Re: Crawling Behavior

  • Subject: Re: Crawling Behavior
  • From: "Wrm" <nomailstodragon@north.invalid>
  • Date: Wed, 10 Aug 2005 10:52:52 +0300
  • Newsgroups: alt.internet.search-engines
"Roy Schestowitz" <newsgroups@schestowitz.com> kirjoitti 
> Wÿrm wrote:


> 'The' is a stop word. It doesn't (shouldn't) get indexed. Any results
> returned for such a query should be taken with a grain of salt.

Actually not that long when google also did return indexed pages with 
stopwords, especially last year before they "doubled" their index it was 
very obvious that in reality they had already way more than that 4 billion 
pages in index :)

> Inktomi (Yahoo) do not appear to pick up many images. They certainly don't
> add up to quite the same amount of traffic (bandwidth or hits).
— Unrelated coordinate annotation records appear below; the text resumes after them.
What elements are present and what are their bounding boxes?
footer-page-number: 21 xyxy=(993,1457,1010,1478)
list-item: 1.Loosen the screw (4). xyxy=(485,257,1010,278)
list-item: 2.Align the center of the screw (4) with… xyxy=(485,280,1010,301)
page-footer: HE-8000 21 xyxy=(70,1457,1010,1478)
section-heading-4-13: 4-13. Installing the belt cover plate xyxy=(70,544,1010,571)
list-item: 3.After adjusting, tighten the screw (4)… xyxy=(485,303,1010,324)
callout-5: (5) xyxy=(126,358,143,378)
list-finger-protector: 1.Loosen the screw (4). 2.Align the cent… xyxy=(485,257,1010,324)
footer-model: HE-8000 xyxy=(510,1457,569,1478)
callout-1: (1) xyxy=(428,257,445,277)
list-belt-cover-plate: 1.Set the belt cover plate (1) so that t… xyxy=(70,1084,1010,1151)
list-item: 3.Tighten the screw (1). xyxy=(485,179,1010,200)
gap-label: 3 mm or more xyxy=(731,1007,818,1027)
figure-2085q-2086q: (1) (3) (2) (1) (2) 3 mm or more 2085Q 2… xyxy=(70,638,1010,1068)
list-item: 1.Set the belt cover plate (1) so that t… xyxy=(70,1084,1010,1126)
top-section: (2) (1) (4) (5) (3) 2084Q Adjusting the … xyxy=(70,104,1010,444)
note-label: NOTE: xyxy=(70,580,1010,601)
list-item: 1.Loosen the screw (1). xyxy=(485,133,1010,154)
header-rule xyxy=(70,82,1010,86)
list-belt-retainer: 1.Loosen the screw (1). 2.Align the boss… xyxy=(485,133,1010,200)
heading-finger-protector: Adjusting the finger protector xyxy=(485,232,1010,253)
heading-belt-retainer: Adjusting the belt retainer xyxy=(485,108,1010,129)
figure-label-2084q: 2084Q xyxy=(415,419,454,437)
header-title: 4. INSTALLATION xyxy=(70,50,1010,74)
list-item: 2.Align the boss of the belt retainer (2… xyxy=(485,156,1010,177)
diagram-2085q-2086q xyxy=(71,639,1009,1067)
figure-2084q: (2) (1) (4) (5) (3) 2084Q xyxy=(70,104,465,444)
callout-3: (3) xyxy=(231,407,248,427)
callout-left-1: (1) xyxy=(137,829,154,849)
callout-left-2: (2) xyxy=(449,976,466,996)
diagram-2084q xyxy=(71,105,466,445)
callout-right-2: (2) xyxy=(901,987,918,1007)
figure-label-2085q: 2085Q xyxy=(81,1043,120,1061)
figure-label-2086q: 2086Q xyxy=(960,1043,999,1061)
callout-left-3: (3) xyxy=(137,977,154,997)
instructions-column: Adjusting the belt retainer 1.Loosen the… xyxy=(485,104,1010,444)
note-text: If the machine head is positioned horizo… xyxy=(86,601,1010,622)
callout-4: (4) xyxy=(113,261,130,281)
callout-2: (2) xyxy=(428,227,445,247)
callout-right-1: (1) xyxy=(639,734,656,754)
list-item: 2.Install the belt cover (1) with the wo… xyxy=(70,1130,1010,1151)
They also
> have bugs in their code which causes them to crawl sites incorrectly and
> raise many errors. In my mind, Yahoo have the poorest crawler (not search
> engine, but _crawler_) among the top 3 SE's.

That might be indeed.

> Yahoo probably likes your site. An old site of mine gets crawled primarily
> by MSN, slightly by Google, but is largely neglected by Yahoo.

True, I am top in yahoo for my keywords, then again I am top too in msn, and 
in google, just not with that many keywords there. Mainly reason is I have 
been experimenting with inpage optimization and how it affects SERPS.

> Site maps are supposed to speed indexing up, or so I imagine.

True, been using google sitemaps too since they started to use those. Before 
sitemaps there were some pages that weren't indexed, after google started to 
use sitemaps it didn't take that long before they had all pages indexed and 
considering I wasn't adding links I believe it was because of sitemaps.

> They must be 'cycling' their attention. Perhaps the intervals between 
> heavy
> crawls is more or less fixed...?

Some reason for yahoo there seems not to be "heavy" crawling in mysite. Very 
steady crawling instead. For MSN and Google that might be true but latest 
logs from 1.5 months show more heavy crawling very randomly from both 
engines, need to check some my older logs to see if there's certain 
interval, but I can't remember I'd seen anything like that sofar. In June 
21st googlebot was busy, in July 27th was busy day, and in sofar it was 
August 3rd when they were busy. Some reason those moments Googlebot gets 
busy seem more random though...